Sunday, October 28, 2007

Score: Form 1; Substance 0

United States v. Rutkoske, No. 06-4067-cr (2d Cir. October 25, 2007) (Newman, Winter, Katzmann, CJJ).

This stock fraud decision deals primarily with the timeliness of a superseding indictment.

An initial indictment not naming Rutkoske was filed on December 11, 2003; S1, the first superseder, was filed on April 6, 2004. It named Rutkoske, and described a single overt act within the five-year statute of limitations. Suspiciously, that act occurred “on or about April 9, 1999,” making the indictment timely by only about three days. After repeatedly being pressed by the defendant to pin down the details of the April 9 act, the government superseded again, in July of 2005. S2 charged Rutkoske with the same offenses as S1, but the government dropped the April 9 overt act and instead alleged two others, on April 15 and April 16, 1999. When Rutkoske moved to dismiss S2 as untimely under the five-year statute of limitations, the government conceded that the April 9 act had not occurred on that date, rendering S1 retroactively untimely. Nevertheless, the district court denied the motion, and the court of appeals affirmed.

The court began with the two-part test for relation back of a superseder: the original indictment must have been be validly pending and the superseder must not “materially broaden or substantially amend the charges.” The question raised here, one of first impression in this circuit, was “whether an indictment that is facially valid only because of one alleged overt act within the limitations period should be considered . . . validly pending . . . when the Government concedes that [that] overt act did not occur within the limitations period.” In answering this question in the affirmative, held that since S1 was “facially timely” when it was returned, it did not matter than it was, in actuality, untimely.
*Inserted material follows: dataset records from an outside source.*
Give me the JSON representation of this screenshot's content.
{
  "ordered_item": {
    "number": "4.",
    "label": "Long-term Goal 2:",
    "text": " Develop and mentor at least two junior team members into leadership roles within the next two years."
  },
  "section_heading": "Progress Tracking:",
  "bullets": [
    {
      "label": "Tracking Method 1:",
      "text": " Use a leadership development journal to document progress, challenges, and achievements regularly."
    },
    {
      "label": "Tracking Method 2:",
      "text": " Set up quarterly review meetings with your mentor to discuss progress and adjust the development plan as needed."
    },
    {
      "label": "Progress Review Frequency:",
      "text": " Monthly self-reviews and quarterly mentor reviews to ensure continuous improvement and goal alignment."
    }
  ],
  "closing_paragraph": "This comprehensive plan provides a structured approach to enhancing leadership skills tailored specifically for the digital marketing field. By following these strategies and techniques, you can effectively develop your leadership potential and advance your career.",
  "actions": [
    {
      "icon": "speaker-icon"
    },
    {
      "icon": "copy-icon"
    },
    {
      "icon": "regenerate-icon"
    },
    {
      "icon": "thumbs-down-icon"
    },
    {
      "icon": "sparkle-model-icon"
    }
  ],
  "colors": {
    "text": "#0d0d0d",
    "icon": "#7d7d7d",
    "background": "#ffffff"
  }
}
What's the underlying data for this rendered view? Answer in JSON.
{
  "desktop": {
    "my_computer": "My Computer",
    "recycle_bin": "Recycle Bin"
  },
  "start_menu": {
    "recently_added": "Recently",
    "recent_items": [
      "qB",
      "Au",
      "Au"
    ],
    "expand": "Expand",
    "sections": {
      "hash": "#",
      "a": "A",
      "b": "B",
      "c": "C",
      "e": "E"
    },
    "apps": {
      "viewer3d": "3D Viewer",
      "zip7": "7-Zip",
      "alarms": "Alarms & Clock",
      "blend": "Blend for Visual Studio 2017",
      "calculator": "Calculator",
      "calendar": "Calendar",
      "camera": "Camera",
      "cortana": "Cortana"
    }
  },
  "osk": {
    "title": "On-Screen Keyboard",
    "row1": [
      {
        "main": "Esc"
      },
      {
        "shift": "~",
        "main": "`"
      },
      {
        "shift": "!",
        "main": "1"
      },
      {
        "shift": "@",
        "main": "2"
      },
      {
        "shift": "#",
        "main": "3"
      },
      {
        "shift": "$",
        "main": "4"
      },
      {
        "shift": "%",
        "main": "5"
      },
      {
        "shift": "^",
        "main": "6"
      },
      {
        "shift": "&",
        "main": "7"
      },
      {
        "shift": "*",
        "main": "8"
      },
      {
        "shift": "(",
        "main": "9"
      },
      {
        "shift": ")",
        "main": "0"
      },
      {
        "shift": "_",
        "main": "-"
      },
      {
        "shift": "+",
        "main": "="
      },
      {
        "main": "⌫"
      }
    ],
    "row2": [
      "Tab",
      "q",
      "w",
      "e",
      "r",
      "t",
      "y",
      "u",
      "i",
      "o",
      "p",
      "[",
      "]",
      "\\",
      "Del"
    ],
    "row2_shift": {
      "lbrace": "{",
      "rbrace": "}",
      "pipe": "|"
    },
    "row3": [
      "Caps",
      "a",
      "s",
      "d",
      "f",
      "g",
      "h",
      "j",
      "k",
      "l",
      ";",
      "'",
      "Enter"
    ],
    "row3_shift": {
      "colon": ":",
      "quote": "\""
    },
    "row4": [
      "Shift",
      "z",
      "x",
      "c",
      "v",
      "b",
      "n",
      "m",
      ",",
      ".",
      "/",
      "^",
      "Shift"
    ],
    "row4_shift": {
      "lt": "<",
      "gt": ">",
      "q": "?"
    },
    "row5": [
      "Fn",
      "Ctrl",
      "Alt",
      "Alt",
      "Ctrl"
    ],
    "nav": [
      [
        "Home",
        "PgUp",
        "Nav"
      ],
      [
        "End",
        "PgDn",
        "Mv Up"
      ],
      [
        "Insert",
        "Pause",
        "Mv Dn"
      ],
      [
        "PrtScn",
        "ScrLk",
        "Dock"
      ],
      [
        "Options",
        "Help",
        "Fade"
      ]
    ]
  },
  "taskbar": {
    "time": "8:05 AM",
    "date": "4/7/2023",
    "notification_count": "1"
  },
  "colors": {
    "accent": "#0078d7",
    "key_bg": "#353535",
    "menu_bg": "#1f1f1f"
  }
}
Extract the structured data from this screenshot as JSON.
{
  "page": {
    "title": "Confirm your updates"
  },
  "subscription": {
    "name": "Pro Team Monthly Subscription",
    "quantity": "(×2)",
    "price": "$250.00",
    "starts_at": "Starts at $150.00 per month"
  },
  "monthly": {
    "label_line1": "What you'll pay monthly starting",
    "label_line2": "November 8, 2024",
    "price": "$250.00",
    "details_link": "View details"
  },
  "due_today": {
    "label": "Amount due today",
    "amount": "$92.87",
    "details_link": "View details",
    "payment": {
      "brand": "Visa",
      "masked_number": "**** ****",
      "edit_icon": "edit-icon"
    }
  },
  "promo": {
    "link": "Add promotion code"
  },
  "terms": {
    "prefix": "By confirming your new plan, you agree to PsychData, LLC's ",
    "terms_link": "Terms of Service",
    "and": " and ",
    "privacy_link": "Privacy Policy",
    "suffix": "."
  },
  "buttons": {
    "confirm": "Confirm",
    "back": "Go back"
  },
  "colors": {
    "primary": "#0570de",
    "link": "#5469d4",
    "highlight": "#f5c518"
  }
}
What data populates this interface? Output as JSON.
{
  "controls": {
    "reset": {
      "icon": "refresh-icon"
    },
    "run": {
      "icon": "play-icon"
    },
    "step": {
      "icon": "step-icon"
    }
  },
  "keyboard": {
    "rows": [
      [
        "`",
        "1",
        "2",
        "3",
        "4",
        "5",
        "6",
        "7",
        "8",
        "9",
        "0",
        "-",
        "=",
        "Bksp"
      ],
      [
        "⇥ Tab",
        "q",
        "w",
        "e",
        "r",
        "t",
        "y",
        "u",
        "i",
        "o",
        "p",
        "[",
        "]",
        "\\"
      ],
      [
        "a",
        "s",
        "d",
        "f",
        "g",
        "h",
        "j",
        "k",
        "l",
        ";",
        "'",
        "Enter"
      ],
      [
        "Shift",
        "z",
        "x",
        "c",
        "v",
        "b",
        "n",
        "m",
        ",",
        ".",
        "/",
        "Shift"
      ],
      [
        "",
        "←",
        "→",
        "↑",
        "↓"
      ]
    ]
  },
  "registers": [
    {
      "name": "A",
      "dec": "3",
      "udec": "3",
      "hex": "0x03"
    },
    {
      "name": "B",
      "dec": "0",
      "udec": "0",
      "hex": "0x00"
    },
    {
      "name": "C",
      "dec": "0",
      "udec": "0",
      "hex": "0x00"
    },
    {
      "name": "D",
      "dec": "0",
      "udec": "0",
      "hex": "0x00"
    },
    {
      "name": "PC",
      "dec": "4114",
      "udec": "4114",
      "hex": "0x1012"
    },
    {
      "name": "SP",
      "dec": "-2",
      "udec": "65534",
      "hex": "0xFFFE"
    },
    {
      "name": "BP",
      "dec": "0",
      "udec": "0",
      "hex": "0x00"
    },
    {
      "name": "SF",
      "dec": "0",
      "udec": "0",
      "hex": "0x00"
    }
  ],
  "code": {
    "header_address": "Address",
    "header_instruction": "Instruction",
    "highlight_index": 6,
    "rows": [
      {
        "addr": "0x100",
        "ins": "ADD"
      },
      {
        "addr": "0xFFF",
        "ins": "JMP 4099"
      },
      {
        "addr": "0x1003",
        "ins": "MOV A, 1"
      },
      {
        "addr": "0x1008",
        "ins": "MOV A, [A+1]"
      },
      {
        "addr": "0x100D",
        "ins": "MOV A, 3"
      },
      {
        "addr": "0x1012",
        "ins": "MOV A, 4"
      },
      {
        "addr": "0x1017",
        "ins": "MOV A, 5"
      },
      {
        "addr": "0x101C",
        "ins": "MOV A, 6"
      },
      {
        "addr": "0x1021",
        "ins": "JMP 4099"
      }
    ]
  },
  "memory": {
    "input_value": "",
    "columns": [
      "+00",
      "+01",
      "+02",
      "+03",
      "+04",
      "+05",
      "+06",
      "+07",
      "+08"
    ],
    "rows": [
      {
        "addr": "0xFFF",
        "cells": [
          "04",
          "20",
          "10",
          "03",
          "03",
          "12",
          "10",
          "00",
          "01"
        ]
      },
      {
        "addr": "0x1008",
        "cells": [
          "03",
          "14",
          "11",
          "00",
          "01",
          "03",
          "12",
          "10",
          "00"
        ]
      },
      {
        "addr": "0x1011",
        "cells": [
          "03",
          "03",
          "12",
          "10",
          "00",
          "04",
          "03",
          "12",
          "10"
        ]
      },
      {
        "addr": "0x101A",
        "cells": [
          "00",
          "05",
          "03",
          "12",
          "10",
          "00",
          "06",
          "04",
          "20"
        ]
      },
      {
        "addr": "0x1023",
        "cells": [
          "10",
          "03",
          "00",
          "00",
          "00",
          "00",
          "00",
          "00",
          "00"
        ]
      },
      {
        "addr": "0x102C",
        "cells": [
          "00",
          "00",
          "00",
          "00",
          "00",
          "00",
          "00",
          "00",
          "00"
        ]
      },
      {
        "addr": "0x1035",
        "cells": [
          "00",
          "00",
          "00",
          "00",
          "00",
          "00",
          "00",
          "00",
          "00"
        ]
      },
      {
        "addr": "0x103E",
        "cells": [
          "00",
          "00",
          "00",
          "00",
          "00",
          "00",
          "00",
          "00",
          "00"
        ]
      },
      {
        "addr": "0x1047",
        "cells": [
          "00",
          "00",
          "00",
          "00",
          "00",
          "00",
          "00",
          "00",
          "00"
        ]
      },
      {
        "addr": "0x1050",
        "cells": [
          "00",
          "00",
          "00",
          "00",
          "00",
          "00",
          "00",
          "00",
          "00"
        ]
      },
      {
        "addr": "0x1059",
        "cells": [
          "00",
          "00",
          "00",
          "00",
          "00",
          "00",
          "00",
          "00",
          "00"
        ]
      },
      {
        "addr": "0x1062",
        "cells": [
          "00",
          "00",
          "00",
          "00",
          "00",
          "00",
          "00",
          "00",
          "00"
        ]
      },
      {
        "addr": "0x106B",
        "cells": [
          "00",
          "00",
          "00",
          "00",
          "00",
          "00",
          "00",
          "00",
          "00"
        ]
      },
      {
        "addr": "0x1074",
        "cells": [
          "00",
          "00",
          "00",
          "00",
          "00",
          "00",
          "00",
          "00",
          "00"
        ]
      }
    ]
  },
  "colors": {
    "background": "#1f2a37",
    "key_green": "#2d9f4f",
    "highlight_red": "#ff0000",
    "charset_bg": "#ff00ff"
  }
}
The court noted that if the case had gone to trial on S1, the government could have satisfied the statute of limitations by proving a different, timely overt act. The court also noted that the government’s concession that S1 was untimely did not occur until after the return of S2. Thus, S1 was “facially timely and validly pending” at the time that S2 was returned.

The court also held that S2 did not broaden or amend the charges, since it merely extended the dates of the conspiracy by one week.

Comment: This is a disturbing decision. S1 was, as a factual matter, untimely both when it was filed and when S2 was filed. Why on earth should the case turn on the fact that S1 erroneously appeared to be timely? Is form really more important than substance? While the court carefully notes that there is no evidence that the government “deliberately withheld” its concession that the April 9 overt act had not occurred until after S2 was filed, the court’s confidence in the government would seem to be a bit naive. The facts here surely support a strong inference of deliberate withholding. The government must have known that there was a problem with the April 9 act when it decided to supersede; the defense had been pressing for an explanation of that act for more than a year. Given this, why else would the government have superseded unless it knew it had a timing problem? The government saved its case by not disclosing the defect until after S2 was filed. This decision would thus seem to give a free pass to all ethically challenged prosecutors - as long as they successfully hide their misconduct until it is cured, the defendant has no remedy.

On the brighter front, this case has a nice discussion of one of the most vexing Guidelines issues - the instruction that loss calculations under § 2B1.1 need not calculated with precision and that a “reasonable estimate” is sufficient.

Calculating loss can be particularly difficult in stock fraud cases because so many factors contribute to the decline of share prices. Surprisingly, this is not an area where the circuit has given much guidance. Here it does, turning, unusually, to civil law - the “principles governing recovery of damages in civil securities fraud cases” - for assistance. These principles a triggered remand for resentencing because the district court relied exclusively on the testimony of a NASD expert that, in essence, attributed the total decline in the stock price to the defendant’s conduct. The court's failure to “even consider[] other factors” relevant to the decline was error.